Recently I bumped into this problem, and I wanted to share it’s easy solution:
Say you want to execute:
0 6 * * * /home/oraias/cron/restart.sh
Contents restart.sh:
#!/bin/bash
PID=$(ps aux | grep tomcat8 | grep -v grep | tr -s ” ” | cut -d” ” -f2)
kill -9 $PID
sleep 5
sudo systemctl start tomcat8
Each day at 6AM cron launches this script. It looks up the PID of a Java process with “tomcat8” in it’s argument list. Kills the process and starts it again. Since this script is being launched as a non-root user, sudo is required for systemctl operation (assuming you configured the sudoers file).

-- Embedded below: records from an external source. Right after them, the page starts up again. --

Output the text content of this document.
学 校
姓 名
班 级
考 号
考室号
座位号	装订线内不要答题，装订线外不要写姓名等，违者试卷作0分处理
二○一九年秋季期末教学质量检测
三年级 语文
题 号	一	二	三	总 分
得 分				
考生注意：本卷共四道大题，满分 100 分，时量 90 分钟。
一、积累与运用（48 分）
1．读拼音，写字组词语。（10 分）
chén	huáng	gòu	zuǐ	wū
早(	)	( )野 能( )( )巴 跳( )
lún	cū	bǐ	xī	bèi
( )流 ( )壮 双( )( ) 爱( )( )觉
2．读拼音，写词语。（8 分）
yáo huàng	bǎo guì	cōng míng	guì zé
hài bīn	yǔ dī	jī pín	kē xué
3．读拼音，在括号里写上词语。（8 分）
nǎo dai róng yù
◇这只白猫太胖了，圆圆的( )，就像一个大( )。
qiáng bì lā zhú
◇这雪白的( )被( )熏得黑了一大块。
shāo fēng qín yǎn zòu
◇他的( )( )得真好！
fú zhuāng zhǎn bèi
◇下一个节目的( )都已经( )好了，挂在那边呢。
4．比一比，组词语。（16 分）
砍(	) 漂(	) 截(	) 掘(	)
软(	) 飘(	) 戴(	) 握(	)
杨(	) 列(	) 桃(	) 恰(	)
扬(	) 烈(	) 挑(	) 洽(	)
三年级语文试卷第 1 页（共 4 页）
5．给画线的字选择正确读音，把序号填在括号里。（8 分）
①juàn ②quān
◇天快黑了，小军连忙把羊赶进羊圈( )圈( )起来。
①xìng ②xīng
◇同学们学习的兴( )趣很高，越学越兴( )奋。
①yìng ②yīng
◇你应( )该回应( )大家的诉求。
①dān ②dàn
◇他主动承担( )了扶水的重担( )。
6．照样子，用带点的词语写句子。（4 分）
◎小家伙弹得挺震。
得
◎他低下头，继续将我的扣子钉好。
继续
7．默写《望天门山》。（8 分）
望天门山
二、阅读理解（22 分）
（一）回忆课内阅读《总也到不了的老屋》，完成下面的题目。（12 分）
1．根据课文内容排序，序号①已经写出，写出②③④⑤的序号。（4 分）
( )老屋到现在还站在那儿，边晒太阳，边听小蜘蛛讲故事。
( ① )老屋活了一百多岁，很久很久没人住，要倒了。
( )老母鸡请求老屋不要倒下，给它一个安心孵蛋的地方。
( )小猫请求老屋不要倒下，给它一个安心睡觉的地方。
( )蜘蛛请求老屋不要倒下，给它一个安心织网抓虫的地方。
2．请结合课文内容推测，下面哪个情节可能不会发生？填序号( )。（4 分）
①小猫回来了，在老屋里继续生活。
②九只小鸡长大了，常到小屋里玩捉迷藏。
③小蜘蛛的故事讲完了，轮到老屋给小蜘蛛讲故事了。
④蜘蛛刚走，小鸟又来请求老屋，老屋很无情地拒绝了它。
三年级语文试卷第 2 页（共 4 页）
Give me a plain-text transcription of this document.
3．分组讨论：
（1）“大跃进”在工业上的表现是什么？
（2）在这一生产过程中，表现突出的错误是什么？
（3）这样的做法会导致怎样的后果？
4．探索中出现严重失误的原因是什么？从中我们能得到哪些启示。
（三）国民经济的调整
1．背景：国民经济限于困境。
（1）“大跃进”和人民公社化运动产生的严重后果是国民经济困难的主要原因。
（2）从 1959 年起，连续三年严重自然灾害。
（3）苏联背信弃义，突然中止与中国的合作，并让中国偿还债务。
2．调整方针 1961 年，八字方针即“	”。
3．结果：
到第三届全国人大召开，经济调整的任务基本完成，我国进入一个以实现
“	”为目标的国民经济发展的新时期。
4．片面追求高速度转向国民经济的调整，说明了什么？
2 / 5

It might happen that the last line of the script silently fails. If this is also your case, check the following options in /etc/sudoers (make sure to open it with sudoedit):
#
# Disable “ssh hostname sudo <cmd>”, because it will show the password in clear.
# You have to run “ssh -t hostname sudo <cmd>”.
#
Defaults requiretty#
# Refuse to run if unable to disable echo on the tty. This setting should also be
# changed in order to be able to use sudo without a tty. See requiretty above.
#
Defaults !visiblepw
Since cron doesn’t launch any TTY, the above options cause sudo to fail silently.
Comment out both to change this behavior.